It appears on pages 60 and 96.
Right from the beginning, if we're talking about the philosophy of law, page 3 clearly states that Canada is a parliamentary democracy. We have a history of parliamentary life. It is upheld by a long tradition. With that in mind, I will occasionally provide arguments and make points to support my view.
That speaks to the very heart of why I object to this 30-day hoist motion. I think it's wrong. It think it gives rise to a permanent imbalance as far as our choices and options go. I will tell you what that imbalance is all about, from a philosophy of law standpoint.
Previously, I don't think anyone on this committee made any arguments about the philosophy of law underpinning this debate. If anyone can say that I am repeating myself, please tell me now. According to the information I was given, I don't think this approach has been used.
Obviously, this could become time-consuming. The argument I am going to make is largely supported by O'Brien and Bosc. This was supposed to be the subject of my cousin's Ph.D. thesis. I will try to keep it under 10 or 15 hours. We're talking about the philosophical debate discussed in an 800-page long Ph.D. thesis. That's not always easy.

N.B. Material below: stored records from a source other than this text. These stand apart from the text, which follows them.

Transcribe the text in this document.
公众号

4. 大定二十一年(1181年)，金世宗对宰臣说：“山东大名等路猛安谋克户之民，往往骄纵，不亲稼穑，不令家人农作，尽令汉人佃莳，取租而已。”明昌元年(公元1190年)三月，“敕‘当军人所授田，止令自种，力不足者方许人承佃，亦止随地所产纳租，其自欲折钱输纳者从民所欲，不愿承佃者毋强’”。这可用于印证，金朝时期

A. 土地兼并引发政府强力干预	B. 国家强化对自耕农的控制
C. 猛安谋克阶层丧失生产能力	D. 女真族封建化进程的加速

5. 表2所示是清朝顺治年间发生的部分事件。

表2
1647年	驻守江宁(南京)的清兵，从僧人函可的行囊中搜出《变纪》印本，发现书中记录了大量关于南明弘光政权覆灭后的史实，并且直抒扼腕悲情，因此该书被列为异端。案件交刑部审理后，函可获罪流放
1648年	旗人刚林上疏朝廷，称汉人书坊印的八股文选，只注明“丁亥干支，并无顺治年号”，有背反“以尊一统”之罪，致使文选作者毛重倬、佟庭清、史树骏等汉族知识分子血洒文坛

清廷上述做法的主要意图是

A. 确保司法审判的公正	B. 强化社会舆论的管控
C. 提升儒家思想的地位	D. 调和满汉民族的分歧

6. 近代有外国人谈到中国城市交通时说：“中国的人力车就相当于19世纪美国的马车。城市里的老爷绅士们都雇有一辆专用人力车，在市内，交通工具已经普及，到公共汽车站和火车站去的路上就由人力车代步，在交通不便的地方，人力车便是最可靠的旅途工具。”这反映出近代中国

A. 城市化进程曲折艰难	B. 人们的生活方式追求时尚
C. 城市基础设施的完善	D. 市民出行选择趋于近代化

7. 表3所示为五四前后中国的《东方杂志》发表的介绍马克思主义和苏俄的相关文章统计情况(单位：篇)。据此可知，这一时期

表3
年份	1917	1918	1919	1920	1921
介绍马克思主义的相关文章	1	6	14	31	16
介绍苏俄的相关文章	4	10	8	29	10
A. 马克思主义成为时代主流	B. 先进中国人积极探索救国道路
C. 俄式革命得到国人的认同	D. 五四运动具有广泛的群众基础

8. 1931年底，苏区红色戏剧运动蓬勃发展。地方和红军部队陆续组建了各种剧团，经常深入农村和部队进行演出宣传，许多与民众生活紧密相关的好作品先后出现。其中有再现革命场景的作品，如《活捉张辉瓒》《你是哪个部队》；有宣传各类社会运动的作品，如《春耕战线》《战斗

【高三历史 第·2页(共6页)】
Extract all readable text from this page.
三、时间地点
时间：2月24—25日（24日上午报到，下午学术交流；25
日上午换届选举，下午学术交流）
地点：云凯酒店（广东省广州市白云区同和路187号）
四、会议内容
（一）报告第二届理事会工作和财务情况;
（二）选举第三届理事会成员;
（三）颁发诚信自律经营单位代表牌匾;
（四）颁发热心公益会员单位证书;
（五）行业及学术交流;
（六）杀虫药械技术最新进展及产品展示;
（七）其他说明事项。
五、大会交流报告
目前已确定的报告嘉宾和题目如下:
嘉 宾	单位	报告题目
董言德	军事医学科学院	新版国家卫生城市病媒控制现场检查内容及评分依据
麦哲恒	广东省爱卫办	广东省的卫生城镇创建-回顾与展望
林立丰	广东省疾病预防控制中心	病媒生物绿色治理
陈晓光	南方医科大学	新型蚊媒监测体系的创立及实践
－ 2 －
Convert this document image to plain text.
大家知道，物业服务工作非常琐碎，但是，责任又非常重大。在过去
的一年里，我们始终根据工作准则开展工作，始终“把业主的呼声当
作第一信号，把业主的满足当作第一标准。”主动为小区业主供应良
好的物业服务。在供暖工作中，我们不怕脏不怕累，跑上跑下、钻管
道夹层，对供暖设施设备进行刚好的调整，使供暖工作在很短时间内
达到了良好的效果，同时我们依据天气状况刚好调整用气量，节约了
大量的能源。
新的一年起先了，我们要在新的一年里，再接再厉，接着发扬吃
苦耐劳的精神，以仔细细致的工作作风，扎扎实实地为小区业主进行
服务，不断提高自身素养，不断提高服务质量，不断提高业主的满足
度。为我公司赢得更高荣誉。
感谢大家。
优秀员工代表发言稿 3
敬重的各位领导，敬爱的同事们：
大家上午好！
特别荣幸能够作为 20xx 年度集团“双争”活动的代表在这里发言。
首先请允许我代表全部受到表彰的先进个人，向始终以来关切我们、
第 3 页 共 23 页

You should understand that the devil is in the details when it comes to the philosophy of law. And the details abound. With that image in mind. I would point out that O'Brien and Bosc's publication looks more like a bible than a procedural authority. And for that reason, this could be a long debate. But so long as an attack on parliamentary life is at issue, in other words, the philosophy of law, this matter certainly warrants debate.
Although I may not have convinced all of my colleagues of the relevance of having this debate, I hope that I have at least convinced them of the newness of this approach before the entire committee.
Yes, there is a dichotomy. As the saying goes, vox populi, vox Dei. The people's voice is the voice of God. In the Middle Ages, that basically meant the people had to be listened to because they were the ultimate authority. Theirs was akin to the voice of God. That expression means that when the people speak, they must be given fundamental, lasting and painstaking respect. The expression changed over time, with “pro Dei”, or for God, being used. It is done for God.
Therefore, my commitment to the people is an act of God, an act of faith. The most beautiful expression of that concept, my favourite one, is found in Abraham Lincoln's Gettysburg Address. He described democracy in less than 100 words, the most important of those being “the government of the people, by the people, for the people”.
I respectfully submit that, in no way, does Mr. Dykstra's motion reflect any of those elements. In fact, I would even say it negates them. That is why I'm telling you there is a violation. This fundamental principle has been attacked.
We are here for the people, the people we represent. We want the people to have clear legislation. O'Brien and Bosc even highlight that fundamental principle on page 3 of their publication. They say we are the people, the representatives of the people. The words “by the people” imply that the people must see their voices reflected in these laws and be comfortable with them. In that respect as well, a serious violation has certainly occurred.
I am not saying Mr. Dykstra did so intentionally. Indeed, the philosophy of our law holds that we assume people are acting in good faith, and that is the view I take with everyone. But I believe this motion gives rise to a violation. Can it be fixed? Yes. House of Commons Procedure and Practice clearly states that it can.
The Latin expression medice, cura te ipsum means “doctor, heal thyself”. It is possible for things to go amiss, as they say, resulting in a major mistake. People make mistakes, it happens. The procedures of our law provide for that eventuality. If, however, we consider the philosophical perspective and try to find the right balance—which is hard to do—the procedures cannot be used for flawed intentions. The administration of justice must not give rise to the demise of justice.
The late Justice Steinberg taught me that in a law class. The administration of justice and its procedures must not lead to its demise. I unfortunately get the sense that the motion on the 30 additional days does not in any way adhere to the philosophical rules of our parliamentary law. It is not viable. It goes against all of our procedures.
Did you want to say something, Mr. Chair?